Now what physiologists say:
As for vision, color and distance…
Rods and cones are two very different and separate cells that have nothing to do with distance. Rods are achoromatic(colorless) and scotopic(darkness) Their specialty is grays, blacks and whites. The more rods stimulated by a wavelength the brighter and object will appear. Cones are all color or chromatic and photopic, which is to say they react to light.
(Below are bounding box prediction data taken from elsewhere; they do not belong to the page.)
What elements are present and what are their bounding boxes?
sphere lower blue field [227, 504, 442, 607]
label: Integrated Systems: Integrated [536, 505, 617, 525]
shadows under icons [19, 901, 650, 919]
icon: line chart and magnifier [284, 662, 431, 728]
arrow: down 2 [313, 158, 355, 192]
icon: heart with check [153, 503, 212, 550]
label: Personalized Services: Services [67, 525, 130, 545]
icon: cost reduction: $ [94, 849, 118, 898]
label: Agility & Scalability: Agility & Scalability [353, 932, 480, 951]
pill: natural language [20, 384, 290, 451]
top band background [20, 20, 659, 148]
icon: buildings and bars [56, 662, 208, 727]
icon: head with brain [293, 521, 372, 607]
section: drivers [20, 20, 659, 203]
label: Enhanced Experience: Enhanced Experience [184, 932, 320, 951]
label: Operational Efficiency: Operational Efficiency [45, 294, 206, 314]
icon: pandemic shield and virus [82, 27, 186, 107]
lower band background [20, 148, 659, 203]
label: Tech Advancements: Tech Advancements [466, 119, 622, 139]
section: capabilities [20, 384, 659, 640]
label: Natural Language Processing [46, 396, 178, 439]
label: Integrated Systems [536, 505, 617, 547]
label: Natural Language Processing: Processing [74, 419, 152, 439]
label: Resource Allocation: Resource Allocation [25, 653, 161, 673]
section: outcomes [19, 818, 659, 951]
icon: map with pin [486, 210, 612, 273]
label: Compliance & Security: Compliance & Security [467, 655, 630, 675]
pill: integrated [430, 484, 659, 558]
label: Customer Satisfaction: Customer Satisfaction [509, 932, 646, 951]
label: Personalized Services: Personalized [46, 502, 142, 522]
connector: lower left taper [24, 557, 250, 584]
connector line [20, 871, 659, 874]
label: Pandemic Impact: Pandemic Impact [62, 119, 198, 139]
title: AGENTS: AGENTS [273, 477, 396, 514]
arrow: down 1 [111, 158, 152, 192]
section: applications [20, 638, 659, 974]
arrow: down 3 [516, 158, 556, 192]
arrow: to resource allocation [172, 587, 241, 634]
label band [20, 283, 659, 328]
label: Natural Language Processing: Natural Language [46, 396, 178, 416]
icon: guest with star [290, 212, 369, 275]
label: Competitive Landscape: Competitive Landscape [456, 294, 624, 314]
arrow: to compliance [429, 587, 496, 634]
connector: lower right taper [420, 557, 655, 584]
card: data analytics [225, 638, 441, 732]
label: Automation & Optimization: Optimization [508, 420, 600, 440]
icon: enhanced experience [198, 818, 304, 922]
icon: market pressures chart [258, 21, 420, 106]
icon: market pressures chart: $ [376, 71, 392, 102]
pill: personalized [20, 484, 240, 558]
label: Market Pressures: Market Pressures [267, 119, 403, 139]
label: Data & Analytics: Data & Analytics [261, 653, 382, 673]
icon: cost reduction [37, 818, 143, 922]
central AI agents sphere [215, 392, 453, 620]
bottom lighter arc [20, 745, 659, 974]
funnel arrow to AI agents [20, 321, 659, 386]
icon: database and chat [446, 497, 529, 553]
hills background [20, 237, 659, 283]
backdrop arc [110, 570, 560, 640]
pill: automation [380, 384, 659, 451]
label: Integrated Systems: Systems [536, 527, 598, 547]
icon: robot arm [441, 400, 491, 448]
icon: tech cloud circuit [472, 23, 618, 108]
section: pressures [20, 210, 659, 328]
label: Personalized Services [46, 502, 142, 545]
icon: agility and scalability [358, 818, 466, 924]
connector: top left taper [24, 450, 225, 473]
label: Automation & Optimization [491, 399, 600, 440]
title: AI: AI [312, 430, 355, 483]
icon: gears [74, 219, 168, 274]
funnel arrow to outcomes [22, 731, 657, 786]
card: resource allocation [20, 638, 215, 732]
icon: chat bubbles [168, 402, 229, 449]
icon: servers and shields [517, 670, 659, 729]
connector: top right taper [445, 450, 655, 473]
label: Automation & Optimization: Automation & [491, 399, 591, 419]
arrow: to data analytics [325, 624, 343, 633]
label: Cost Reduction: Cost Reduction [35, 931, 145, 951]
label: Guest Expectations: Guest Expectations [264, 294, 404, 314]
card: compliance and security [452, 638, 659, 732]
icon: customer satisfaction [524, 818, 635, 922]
Now getting to the basics it was a Czechoslovakian physiologist(Johannes Purkinje) that noticed colors are more vibrant at dusk; this is because as illumination begins to dim, fewer cones are activated by long wavelenghts rather than shorter ones…Example: rose red…it’s hue is produce by a long wavelength, and it seem bright because it stimulates so many cones…as darkness comes thos cones stimulated drop and the cones that are stimulate by a shorter wavelength(grass green)become brighter…finally at full darkness there is such a low illumination that very few cones are active and the rods began to take over…
As for distance that al depends on the accommodation(the degree in which light rays scatter) The greater the distance the light has to travel, the less the angle of the rays, which results in less bending. So as for distance that all has to do with the lens, and if you are nearsighted, farsighted or suffer from myopia…
Hit you head on your computer, did you feel that or just believe you did?